À la fin des années 90, la fièvre de la French touch a gagné le monde entier. Porté par des artistes de musique électronique, Daft Punk, Cassius ou Étienne de Crécy, ce courant musical a également mis en lumière des groupes plus difficiles à classer. Le duo Air, constitué par Nicolas Godin et Jean-Benoît Dunckel, fait partie de ceux-là.
Après une série de EP remarqués, piochant aussi bien dans la musique instrumentale des années 70 que dans le rock progressif ou l’avant-garde électronique, Air frappe un grand coup avec un premier album lunaire mais au succès planétaire, Moon Safari, sorti en 1998. Une réussite artistique qui sera confirmée deux ans plus tard avec l’impeccable bande originale du film Virgin Suicides de Sofia Coppola.
Plus de deux décennies plus tard et après de multiples projets en solo ou en collaboration, les deux musiciens ont décidé en 2023 de monter une tournée anniversaire pour les 25 ans de Moon Safari, tournée qui faisait étape au Luxembourg mardi soir.
C’est dans le cadre magique de l’abbaye de Neumünster que Jean-Benoît Dunckel (synthétiseurs, piano, chant) et Nicolas Godin (basse, synthétiseurs, chant, guitares), épaulés par le batteur Louis Delorme, ont installé leur dispositif scénique, une cage faite de glaces sans teint, de lumière et d'images, théâtre d’un voyage musical et visuel d'une grande finesse.
Dès les premières notes de la ligne de basse du titre d'ouverture, La femme d’argent, le public repart vers cette époque dorée où des artistes érudits et aventureux diffusaient le chic français à travers le monde.
Après avoir joué l'intégralité de Moon Safari, les trois musiciens ont parcouru le riche répertoire du groupe, ouvrant la deuxième partie avec le superbe Radian pour terminer, à l’issue du dernier rappel, sur un hypnotique Electronic Performers.

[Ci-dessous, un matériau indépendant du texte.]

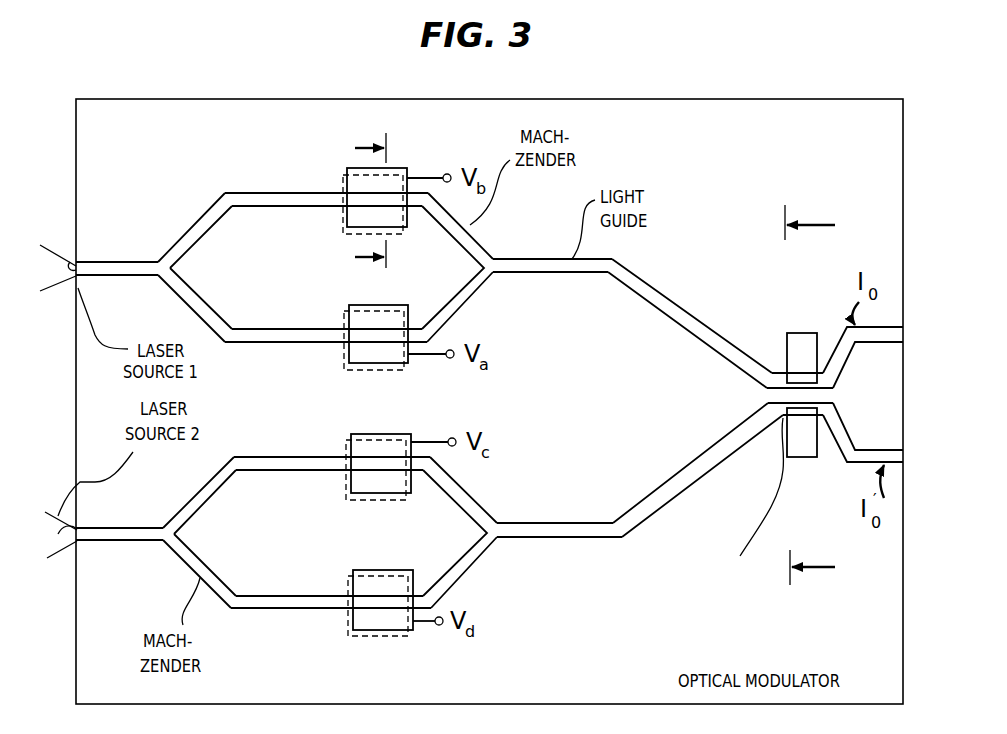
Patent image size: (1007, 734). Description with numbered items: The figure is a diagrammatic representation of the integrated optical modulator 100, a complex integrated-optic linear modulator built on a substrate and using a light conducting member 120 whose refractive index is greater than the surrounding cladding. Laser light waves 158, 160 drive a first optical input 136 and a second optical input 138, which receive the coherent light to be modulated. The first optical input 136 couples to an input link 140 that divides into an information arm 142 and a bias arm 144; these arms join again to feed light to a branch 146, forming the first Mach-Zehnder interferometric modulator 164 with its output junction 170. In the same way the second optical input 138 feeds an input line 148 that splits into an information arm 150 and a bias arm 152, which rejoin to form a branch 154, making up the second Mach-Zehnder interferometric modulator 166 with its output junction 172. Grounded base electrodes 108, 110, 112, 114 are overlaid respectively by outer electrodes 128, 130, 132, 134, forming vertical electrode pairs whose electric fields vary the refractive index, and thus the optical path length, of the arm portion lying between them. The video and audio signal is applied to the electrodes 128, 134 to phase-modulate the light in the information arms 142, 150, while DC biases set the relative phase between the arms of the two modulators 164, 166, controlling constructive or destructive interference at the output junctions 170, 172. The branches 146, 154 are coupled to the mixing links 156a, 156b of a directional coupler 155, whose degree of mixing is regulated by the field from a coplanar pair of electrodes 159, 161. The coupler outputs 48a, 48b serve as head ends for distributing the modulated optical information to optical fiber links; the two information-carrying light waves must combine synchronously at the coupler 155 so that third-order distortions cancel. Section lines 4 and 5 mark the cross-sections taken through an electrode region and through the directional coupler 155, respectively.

The complex modulator 100 is at (541, 83).
The base electrode 108 is at (347, 234).
The base electrode 110 is at (372, 371).
The base electrode 112 is at (352, 500).
The base electrode 114 is at (355, 633).
The light conducting member 120 is at (471, 236).
The outer electrode 128 is at (352, 168).
The outer electrode 130 is at (355, 305).
The outer electrode 132 is at (388, 500).
The outer electrode 134 is at (390, 631).
The first optical input 136 is at (76, 262).
The second optical input 138 is at (78, 560).
The input link 140 is at (115, 277).
The information arm 142 is at (200, 219).
The bias arm 144 is at (223, 319).
The branch 146 is at (642, 280).
The input line 148 is at (113, 527).
The information arm 150 is at (455, 585).
The bias arm 152 is at (305, 457).
The branch 154 is at (630, 533).
The directional coupler 155 is at (739, 435).
The mixing link 156a is at (778, 373).
The mixing link 156b is at (782, 417).
The laser light wave 158 is at (76, 262).
The laser light wave 160 is at (77, 553).
The electrode 159 is at (800, 333).
The electrode 161 is at (803, 458).
The Mach-Zehnder interferometric modulator 164 is at (390, 351).
The Mach-Zehnder interferometric modulator 166 is at (388, 516).
The output junction 170 is at (495, 273).
The output junction 172 is at (494, 542).
The output 48a is at (872, 343).
The output 48b is at (872, 450).
The section line 4- 4 is at (370, 203).
The section line 5- 5 is at (810, 387).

Certes l’électronique est là, mais les trois musiciens n’en abusent pas, et c’est ce qui fait le charme de Air sur scène. Car c’est bien une formation organique que le public luxembourgeois a appréciée mardi soir, n’ayant que très peu recours aux artifices (quelques boucles rythmiques ou arrangements discrets dans l’arrière-plan, l’incontournable vocoder sur les voix). Les trois musiciens ne donnent jamais dans la facilité, et seule la subtilité dicte leurs choix, qu’ils soient musicaux ou visuels. Car la scénographie de grande classe a rendu justice à la musique désormais classique du duo parisien.